Hampir pukul enam petang. Ia kemudian mengangkat punggungnya dari sofa dengan
gerakan ogah-ogahan. Seluruh tubuhnya terasa penat. Kerja rodi selama empat
hari membantu kedua orang tuanya pindah rumah cukup membuatnya merasa seperti
habis digilas tank sepasukan musuh. Apalagi seminimalis apa pun selera ibunya,
sang nyonya rumah, tetap saja banyaaak sekali perabot yang harus mereka atur
ulang.
Sambil
menguap, Ronan pun melangkah ke arah kamar mandi. Ia masih setengah linglung.
Mencoba mengingat-ingat di mana ia meletakkan perlengkapan pribadinya.
Ah, ya! Di kamar Gaby!
Setelah
mengingat itu, ia pun mengubah arah langkahnya ke kamar sang adik. Tapi baru
saja membuka pintu dan setapak masuk, sebuah teriakan kencang menyambutnya.
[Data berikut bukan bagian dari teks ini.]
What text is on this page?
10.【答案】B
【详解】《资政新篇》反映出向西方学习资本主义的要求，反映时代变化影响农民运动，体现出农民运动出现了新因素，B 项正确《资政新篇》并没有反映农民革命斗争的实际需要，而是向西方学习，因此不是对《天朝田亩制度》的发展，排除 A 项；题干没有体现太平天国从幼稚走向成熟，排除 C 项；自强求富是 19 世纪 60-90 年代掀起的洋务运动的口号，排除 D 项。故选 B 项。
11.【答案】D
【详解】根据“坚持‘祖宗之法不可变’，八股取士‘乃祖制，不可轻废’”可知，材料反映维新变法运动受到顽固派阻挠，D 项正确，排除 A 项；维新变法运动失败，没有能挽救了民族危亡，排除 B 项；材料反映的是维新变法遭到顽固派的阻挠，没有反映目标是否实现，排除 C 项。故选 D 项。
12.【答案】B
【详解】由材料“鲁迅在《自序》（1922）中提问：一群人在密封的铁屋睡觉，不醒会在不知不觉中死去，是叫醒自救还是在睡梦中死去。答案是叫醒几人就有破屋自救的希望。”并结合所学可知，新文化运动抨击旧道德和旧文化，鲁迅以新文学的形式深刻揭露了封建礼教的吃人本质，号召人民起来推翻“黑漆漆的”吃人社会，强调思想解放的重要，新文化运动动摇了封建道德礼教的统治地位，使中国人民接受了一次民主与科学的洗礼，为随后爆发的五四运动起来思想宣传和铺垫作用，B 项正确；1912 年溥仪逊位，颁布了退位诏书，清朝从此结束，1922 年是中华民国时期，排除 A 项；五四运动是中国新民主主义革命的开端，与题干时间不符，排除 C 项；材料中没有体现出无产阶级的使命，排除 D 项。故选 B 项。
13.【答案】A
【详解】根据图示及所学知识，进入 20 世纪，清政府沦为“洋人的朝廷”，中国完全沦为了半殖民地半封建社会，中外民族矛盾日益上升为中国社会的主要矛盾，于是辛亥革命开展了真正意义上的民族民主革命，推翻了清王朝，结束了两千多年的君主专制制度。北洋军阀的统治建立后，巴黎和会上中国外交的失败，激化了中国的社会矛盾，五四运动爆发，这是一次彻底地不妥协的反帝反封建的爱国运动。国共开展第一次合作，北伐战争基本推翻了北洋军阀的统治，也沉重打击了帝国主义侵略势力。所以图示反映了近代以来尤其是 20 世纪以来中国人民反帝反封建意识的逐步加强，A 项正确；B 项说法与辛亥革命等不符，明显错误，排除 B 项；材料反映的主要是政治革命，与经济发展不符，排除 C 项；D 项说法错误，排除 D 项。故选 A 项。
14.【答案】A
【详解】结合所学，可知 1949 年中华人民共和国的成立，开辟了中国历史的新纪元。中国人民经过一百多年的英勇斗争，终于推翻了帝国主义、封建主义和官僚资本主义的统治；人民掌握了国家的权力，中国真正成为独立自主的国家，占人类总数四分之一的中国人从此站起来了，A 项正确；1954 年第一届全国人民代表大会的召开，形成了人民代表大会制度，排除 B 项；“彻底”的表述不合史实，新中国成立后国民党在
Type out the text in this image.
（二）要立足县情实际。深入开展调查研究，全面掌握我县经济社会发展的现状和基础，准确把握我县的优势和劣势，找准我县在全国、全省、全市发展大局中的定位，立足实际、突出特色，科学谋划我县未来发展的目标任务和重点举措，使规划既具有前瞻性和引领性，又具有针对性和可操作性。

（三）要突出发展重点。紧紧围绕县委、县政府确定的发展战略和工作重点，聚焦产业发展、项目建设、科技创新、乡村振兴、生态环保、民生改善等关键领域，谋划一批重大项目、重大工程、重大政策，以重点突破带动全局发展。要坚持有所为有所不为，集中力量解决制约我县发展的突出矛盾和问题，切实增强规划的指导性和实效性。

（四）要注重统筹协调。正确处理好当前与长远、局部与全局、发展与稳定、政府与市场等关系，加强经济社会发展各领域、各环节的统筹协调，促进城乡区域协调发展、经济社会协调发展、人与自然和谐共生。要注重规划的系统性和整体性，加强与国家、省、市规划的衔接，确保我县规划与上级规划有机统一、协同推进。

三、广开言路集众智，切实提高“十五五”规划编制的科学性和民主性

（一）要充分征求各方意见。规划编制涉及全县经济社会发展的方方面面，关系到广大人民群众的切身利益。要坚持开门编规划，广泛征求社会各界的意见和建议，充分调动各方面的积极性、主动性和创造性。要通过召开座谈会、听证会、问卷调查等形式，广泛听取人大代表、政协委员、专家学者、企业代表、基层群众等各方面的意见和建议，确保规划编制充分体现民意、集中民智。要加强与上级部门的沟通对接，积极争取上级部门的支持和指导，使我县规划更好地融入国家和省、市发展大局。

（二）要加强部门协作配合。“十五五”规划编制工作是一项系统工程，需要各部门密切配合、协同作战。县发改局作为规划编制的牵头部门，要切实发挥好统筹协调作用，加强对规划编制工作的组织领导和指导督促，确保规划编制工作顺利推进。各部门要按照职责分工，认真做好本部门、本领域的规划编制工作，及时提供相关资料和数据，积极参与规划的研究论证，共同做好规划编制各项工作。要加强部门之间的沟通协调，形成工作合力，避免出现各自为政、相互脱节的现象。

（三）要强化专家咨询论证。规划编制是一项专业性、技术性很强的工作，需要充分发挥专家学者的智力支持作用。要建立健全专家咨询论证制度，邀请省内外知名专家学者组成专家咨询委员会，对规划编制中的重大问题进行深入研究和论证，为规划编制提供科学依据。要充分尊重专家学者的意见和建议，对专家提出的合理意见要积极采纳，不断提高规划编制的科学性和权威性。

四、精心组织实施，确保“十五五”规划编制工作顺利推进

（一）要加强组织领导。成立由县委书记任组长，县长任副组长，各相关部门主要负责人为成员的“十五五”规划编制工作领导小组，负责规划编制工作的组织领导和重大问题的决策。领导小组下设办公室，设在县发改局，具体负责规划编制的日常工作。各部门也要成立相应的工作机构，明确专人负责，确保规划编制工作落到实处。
Membuat kantuk dan lelahnya lenyap seketika.
“AAARGH!!!
Abaaang! Ketuk pintu dulu napa??? Aku belum pakai baju, niiih!!!”
Ups!
“Sorry, By...”
Ronan
nyengir sambil kembali menutup pintu. Dengan sabar ia menunggu di luar. Ia
tersenyum ketika menyadari bahwa adiknya sudah bukan lagi bayi menggemaskan
yang biasa ditimang-timangnya. Gaby kini sudah jadi remaja tanggung berusia
lima belas tahun.
Gaby
adalah hal paling indah yang pernah diperoleh Ronan. Setelah
empat belas tahun lamanya puas menjadi anak tunggal, akhirnya ia memiliki
seorang adik. Uniknya lagi, keduanya berbagi tanggal ulang tahun yang sama. Jadi ia selalu menganggap si adik adalah hadiah ulang tahun untuknya.
Pintu
terbuka dan Gaby melangkah melewatinya dengan wajah masam. Ronan terkikik
karenanya.
“Nggak
ingat, apa? Dulu aku yang bersihin dan ganti popokmu tiap kali kamu pup-in,” ledek Ronan.
Gaby
hanya melirik sadis dengan bibir mengerucut. Ronan terbahak sambil masuk ke
dalam kamar adiknya. Ketika keluar lagi dan hendak masuk ke kamar mandi,
didengarnya sebuah percakapan yang terasa menggelitik telinga.
“Ada apa, sih? Berisik
banget, By?” tegur Wanda.
“Itu, Abang main selonong
saja masuk ke kamarku,” jawab Gaby dengan nada mengadu. “Aku belum selesai
pakai baju.”
“Hehehe...,” Pradana
terkekeh. “Kamu ini kebiasaan nggak kunci pintu kamar, sih.”
“Ya, kan, aku lupa kalau
Abang di sini. Lagian biasanya juga dia ketuk pintu dulu.”
Ronan
mengulum senyum. Memang sudah hampir lima tahun ini ia menjadi ‘orang luar’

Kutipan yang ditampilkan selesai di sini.